The accumulation phase
Several factors can influence your savings during the accumulation phase — and how much you’ll end up with by the time you reach retirement age. For example:
- Your starting point: The earlier you begin to save for retirement, the better. If you’re starting with a nest egg, like an inheritance or a life insurance payout, you’re ahead of the game — but don’t worry if you’re starting from zero. You can still achieve adequate retirement savings on your own.
- Your contribution levels: Regularly, significant contributions to your savings increase your potential end balance.
- Your rate of return: The rate of return on your invested retirement savings can significantly impact your financial situation, especially over a long time frame. Higher-risk portfolios may offer better long-term growth, but you'll have to balance the risk with your comfort level. Many people have good savings habits, but are not investing appropriately for their goals, such as retirement. It’s critical to understand the difference between saving and investing.

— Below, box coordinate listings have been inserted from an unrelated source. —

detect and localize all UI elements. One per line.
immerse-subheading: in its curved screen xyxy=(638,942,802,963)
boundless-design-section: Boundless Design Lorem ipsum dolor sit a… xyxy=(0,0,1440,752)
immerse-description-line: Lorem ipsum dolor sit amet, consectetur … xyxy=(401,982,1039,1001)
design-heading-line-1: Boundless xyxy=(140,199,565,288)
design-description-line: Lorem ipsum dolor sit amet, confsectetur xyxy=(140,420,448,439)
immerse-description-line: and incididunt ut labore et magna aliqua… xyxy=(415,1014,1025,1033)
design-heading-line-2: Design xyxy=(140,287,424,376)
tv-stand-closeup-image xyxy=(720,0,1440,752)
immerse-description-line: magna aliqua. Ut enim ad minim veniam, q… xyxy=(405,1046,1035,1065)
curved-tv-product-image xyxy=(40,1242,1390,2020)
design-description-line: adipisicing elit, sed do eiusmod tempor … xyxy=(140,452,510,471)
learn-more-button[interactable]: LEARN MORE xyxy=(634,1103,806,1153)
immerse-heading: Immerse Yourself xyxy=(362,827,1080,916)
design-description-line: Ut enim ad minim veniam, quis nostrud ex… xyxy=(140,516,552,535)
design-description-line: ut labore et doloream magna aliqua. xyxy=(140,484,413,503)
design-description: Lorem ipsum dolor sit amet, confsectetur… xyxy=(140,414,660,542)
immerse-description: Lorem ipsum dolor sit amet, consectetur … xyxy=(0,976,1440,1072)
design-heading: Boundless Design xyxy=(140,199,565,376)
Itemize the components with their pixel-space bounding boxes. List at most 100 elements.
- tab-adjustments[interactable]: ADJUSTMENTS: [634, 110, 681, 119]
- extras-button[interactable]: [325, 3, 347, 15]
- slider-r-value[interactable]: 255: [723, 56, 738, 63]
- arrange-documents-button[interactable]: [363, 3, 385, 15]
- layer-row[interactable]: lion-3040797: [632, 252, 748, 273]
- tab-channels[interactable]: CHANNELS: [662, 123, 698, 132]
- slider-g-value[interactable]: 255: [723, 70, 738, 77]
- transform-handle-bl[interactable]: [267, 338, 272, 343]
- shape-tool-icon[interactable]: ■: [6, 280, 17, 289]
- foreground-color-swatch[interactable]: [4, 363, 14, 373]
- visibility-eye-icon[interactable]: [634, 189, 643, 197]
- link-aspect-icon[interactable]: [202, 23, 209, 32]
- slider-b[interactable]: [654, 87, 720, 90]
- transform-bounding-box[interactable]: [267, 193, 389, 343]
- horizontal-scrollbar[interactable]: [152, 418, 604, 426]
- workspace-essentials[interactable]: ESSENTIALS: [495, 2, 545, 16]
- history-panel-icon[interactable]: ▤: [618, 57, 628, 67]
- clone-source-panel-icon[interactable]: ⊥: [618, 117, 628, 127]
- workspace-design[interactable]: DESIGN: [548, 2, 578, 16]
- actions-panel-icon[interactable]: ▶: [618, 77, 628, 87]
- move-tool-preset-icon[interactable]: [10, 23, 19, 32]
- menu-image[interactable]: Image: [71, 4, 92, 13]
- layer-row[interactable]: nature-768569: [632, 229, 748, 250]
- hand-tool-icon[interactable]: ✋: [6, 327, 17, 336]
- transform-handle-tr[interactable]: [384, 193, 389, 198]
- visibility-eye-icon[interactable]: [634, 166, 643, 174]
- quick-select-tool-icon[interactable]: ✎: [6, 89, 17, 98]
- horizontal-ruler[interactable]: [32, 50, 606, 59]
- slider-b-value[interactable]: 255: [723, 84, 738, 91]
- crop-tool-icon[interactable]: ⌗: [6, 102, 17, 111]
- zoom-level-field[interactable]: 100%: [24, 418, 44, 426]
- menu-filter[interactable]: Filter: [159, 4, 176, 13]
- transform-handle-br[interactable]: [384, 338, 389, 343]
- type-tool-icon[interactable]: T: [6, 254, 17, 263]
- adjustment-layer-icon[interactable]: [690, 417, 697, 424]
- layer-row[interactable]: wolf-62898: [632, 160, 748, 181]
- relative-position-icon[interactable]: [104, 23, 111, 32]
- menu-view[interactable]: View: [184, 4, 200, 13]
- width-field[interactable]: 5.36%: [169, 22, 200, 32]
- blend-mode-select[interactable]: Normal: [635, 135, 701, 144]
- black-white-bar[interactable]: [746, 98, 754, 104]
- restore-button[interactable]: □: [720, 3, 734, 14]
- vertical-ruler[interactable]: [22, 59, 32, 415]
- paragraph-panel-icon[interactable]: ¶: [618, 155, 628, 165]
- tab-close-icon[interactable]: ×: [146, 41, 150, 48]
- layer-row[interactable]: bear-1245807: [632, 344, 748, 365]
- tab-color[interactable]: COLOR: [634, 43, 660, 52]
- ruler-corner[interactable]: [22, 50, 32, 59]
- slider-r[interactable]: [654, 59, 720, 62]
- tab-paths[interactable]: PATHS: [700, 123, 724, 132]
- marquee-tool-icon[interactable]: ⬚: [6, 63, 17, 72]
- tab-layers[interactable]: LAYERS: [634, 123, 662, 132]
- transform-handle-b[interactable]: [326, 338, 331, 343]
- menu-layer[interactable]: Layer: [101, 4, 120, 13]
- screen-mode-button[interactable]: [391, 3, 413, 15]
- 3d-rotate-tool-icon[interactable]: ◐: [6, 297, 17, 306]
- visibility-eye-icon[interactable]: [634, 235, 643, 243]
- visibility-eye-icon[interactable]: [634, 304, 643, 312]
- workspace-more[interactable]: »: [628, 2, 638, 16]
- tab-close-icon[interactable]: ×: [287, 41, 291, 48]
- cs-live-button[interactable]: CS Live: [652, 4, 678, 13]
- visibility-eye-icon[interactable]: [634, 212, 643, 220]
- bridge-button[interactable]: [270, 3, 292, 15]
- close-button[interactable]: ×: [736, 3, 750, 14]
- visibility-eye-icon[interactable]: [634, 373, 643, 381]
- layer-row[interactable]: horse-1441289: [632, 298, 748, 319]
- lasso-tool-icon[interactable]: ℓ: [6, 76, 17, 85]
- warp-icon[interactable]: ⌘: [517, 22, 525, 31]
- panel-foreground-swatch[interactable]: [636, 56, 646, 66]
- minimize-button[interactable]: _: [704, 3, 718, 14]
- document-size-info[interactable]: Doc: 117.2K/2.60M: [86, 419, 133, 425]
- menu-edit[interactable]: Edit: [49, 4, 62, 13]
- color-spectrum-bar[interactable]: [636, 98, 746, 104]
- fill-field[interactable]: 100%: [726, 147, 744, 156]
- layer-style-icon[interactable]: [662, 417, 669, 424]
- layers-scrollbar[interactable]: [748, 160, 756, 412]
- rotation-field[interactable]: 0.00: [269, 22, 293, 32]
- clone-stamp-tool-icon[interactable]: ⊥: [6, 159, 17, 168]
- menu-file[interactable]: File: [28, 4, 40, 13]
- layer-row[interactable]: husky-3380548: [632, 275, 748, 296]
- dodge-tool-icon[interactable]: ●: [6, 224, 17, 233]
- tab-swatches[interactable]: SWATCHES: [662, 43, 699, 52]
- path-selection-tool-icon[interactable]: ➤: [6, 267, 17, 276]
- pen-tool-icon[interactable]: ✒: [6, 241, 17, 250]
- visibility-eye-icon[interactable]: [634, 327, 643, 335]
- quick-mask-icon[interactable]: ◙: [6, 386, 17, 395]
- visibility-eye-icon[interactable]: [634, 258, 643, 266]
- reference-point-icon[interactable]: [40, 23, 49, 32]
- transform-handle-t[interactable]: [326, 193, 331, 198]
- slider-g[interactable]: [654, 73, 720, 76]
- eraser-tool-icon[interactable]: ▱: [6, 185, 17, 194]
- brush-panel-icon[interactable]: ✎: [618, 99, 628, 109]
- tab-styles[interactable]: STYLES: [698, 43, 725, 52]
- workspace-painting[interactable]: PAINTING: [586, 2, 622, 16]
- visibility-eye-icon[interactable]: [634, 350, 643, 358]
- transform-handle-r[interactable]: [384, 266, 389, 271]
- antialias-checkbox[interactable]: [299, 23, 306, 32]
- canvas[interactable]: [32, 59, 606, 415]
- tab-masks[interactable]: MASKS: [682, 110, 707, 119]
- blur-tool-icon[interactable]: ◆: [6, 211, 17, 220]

- Your retirement needs: Are you saving just for yourself or for you and a spouse? What about any dependents, or do you want to leave a legacy for a family member? The more people you’re planning for, the more money you’ll generally need.
The spend-down phase.
Once you reach retirement age (usually around age 65 for most), how much you will need to live on through retirement — or the rest of your life — will depend on factors like:
- Your starting amount at retirement: How much could you save before you retire? Chances are you’ll be over or under what you planned for, but this is what you’ll have to work with in retirement.
- Legacy desires: If you want to leave a legacy or inheritance for someone else or use your retirement savings to help provide for a spouse, it can affect how much you’ll have for your retirement lifestyle. Interestingly, a recent study found that only some retirees are willing to cut back on their retirement lifestyle so they can leave a legacy or inheritance. See Note a
Note a. 2024 Retirement Confidence Survey, EBRI, Greenwald Research, https://www.ebri.org/docs/default-source/rcs/2024-rcs/2024-rcs-release-report.pdf Opens in a New Window, See note 1 (accessed October 17, 2024).
- Your income needs: How much will you regularly need to withdraw See note 2 from your retirement investments? It’s crucial to balance your lifestyle costs and needs with the money you’ve saved, plus any other income sources like Social Security.
- Longevity: Longevity can be a blessing — if you have the savings to support yourself for the rest of your life. What is your estimated life expectancy, and are you planning for you and another person, like a spouse? It will depend on your health, but your medical needs and overall health can significantly impact your financial planning.
Predicting your lifetime needs
Our retirement spending level and how long we’ll live are the primary drivers of how much we’ll need to save for retirement. Therefore, given their importance in the retirement savings calculation, let’s take a closer look at these factors.
How much will you spend in retirement?
According to the U.S. Bureau of Labor Statistics, housing, food, transportation, and health care account for 72% of the budget for most people 55 and older. That doesn’t leave much money for everything else.